Singular values seem to scale matrices in independent directions by varying amounts. So we begin by considering the unit vector that has the greatest norm after being transformed by \(A\), i.e. the vector that \(A\) stretches the most. We will call this vector \(v_1\), and the vector it gets mapped to \(\sigma_1 u_1\) where \(\|u_1\| = 1\):
\[\begin{align*} v_1 &= \underset{\|x\| = 1}{\mathrm{argmax}} \|Ax\| \\ Av_1 &= \sigma_1 u_1 \end{align*}\]If it was true that for all unit vectors \(v_2\) orthonormal to \(v_1\), \((Av_2) \cdot u_1 = 0\), then we would have that \(v_1\) is the only starting vector that has any component in the \(u_1\) direction after being mapped by \(A\).

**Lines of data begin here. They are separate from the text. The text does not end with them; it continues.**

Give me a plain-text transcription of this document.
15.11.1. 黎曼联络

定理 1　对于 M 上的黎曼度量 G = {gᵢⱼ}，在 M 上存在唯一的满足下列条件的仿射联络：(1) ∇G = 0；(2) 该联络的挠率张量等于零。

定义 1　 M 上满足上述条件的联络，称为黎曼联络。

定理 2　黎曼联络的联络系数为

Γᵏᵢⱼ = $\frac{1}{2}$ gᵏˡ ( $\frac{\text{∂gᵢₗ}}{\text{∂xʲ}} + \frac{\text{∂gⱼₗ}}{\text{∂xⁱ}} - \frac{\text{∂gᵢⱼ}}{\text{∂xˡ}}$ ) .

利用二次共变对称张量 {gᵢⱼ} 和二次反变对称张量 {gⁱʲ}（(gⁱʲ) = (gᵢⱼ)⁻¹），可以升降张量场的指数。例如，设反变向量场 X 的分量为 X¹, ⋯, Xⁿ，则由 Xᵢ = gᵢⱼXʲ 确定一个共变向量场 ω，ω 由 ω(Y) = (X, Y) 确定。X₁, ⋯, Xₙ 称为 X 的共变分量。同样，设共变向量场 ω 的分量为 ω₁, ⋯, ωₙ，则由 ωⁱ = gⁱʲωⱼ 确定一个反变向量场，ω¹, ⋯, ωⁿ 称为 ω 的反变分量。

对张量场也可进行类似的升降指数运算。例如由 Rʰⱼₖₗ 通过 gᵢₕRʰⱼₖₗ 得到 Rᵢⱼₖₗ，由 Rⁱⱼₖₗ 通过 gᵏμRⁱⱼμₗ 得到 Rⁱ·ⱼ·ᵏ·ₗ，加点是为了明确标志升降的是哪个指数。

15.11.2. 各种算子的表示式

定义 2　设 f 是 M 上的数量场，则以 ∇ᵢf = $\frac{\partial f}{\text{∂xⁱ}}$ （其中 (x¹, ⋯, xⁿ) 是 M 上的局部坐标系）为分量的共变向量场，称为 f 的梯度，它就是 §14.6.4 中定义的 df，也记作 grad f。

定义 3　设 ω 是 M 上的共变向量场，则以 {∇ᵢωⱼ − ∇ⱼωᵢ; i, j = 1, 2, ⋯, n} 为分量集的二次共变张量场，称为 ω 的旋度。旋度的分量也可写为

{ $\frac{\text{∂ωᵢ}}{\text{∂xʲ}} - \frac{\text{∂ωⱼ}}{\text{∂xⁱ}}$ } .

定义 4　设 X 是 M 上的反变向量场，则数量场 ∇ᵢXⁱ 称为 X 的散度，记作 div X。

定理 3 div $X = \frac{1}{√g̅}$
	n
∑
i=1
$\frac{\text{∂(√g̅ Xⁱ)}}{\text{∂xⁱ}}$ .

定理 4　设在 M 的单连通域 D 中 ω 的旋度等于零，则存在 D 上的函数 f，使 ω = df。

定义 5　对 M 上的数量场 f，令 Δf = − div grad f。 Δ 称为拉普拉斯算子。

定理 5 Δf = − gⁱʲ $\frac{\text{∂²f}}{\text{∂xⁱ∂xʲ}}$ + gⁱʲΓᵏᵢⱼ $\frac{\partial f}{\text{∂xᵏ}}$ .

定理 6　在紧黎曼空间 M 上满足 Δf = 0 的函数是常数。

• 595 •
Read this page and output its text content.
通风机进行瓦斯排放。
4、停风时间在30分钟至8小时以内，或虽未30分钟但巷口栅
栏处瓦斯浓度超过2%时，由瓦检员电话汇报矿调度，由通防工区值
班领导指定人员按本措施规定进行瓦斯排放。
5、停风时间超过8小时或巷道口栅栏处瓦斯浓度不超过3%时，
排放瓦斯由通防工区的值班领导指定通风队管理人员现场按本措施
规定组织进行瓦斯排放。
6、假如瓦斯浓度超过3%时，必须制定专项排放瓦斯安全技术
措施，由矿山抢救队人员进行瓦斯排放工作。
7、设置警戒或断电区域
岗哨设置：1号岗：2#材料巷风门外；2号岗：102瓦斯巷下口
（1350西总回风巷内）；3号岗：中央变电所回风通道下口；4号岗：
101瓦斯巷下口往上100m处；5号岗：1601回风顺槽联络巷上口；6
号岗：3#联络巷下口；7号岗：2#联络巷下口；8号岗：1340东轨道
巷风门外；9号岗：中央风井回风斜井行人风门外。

We could then pick a \(v_2\) orthonormal to \(v_1\) such that it maximally stretches the remaining subspace with zero component in the \(v_1\) direction. We would also have \(Av_2 = \sigma_2 u_2\) orthogonal to \(u_1\) because \(v_2\) is orthonormal to \(v_1\). We could continue doing this by induction until the entire input space is spanned, which shows that SVD exists.
So now the only thing we have left to do is show that in fact:
\[\begin{equation*} v_2 \cdot v_1 = 0 \implies Av_2 \cdot u_1 = 0 \quad \forall v_2 \end{equation*}\]Suppose this was false, and that there was some vector \(v_2\) (orthogonal to \(v_1\)) such that \(Av_2\) has a component \(\epsilon > 0\) in the \(u_1\) direction (if the component is negative we use \(-v_2\) instead which will have a positive component).
Now, let’s think about the set of unit vectors \(\alpha v_1 + \beta v_2\) where \(\alpha, \beta \in \mathbb{R}\) are constants and \(\alpha^2 + \beta^2 = 1\). When \(\alpha = 0, \beta = 1\) we get \(v_2\), when \(\alpha = 1, \beta = 0\) we get \(v_1\). When we have \(\alpha = 1, \beta = 0\), if we nudge \(\alpha\) down a tiny-bit, say by \(\delta\), then \(\beta\) will shoot up to \(\sqrt{2 \delta - \delta^2}\).
However, since \(\sigma_1\) and \(\epsilon\) are just constants, it is certainly true that for small enough \(\delta\):
\[\underbrace{\sigma_1 \delta}_{\text{component we lose in } u_1 \text{ direction by moving away from } v_1} < \underbrace{\epsilon \sqrt{2 \delta - \delta^2}}_{\text{component we gain by nudging } v_1 \text{ toward } v_2}\]Hence, our tradeoff near \(v_1\) says it is much better for us to nudge \(v_1\) toward \(v_2\) to maximize the component in the \(u_1\) direction.
This means that \(v_1 \neq \underset{\|x\| = 1}{\mathrm{argmax}} \|Ax\|\), which is a contradiction. Hence, our assumption was false, and we have that \(v_2 \cdot v_1 = 0 \implies Av_2 \cdot u_1 = 0 \quad \forall v_2\), finishing the proof.
If this section about SVD existence was not crystal clear, it’s fine to move past it. The geometric visualization is by far the most important section to internalize from this post.